Fundraising & Rounds
What do VCs look for in a pitch deck?
VCs look for a clear problem, a compelling solution, evidence of traction, a large market, a strong team, and a crisp explanation of why now. Most pitch decks are dismissed in under 3 minutes — clarity and concision are everything.
A pitch deck is a 10–15 slide document that tells the story of your company in the 3 minutes a VC will spend reviewing it before deciding whether to take a meeting.
The core slides most VCs expect:
**Problem** — Is this a real, painful, widespread problem? Specificity wins over generality.
**Solution** — How do you solve it? What's the insight? Is the approach differentiated?
**Market** — How big is the opportunity? VCs need to see a path to a large outcome. TAM/SAM/SOM slides are common but often done poorly — show the logic, not just big numbers.
**Traction** — Revenue, users, growth rate, retention. This is the most important slide for most stages. Show the hockey stick if you have it; show the early indicators if you don't.
**Business model** — How do you make money? Unit economics if you have them.

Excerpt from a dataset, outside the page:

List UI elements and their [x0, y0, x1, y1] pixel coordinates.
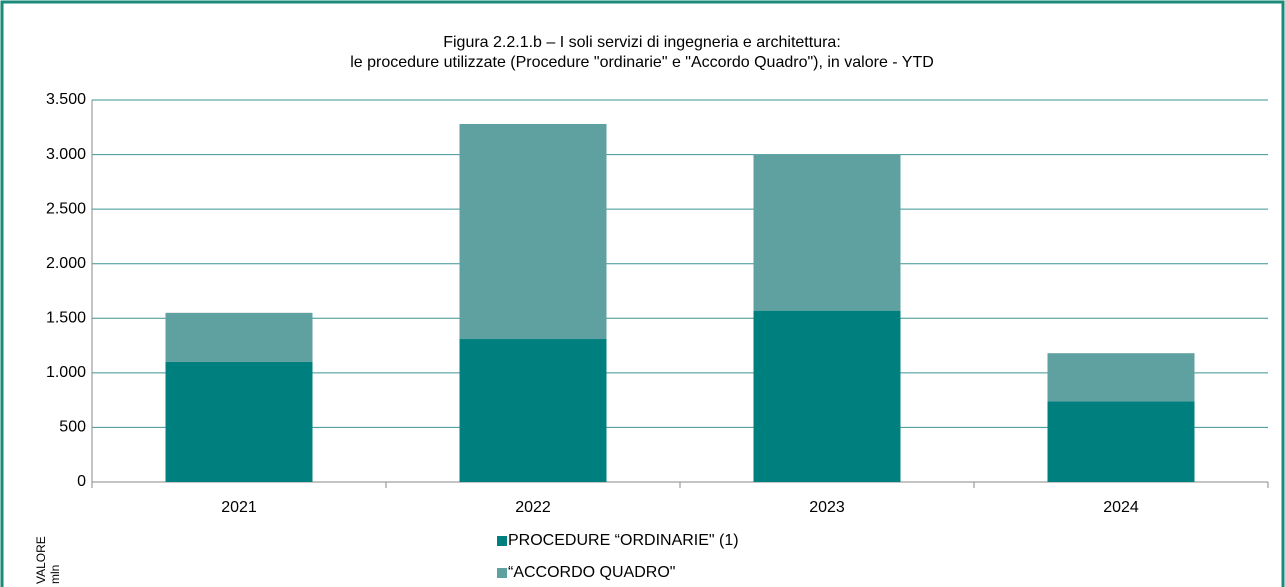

**Team** — Why are you the right people to build this? Domain expertise, prior wins, relevant background.
**Competition** — What exists? Why are you better or differentiated?
**Ask** — How much are you raising, at what valuation, and what will you use it for?
What VCs are really looking for: Is this team exceptional? Is the market large enough to matter? Is there early evidence this works? Most decks fail on one of these three.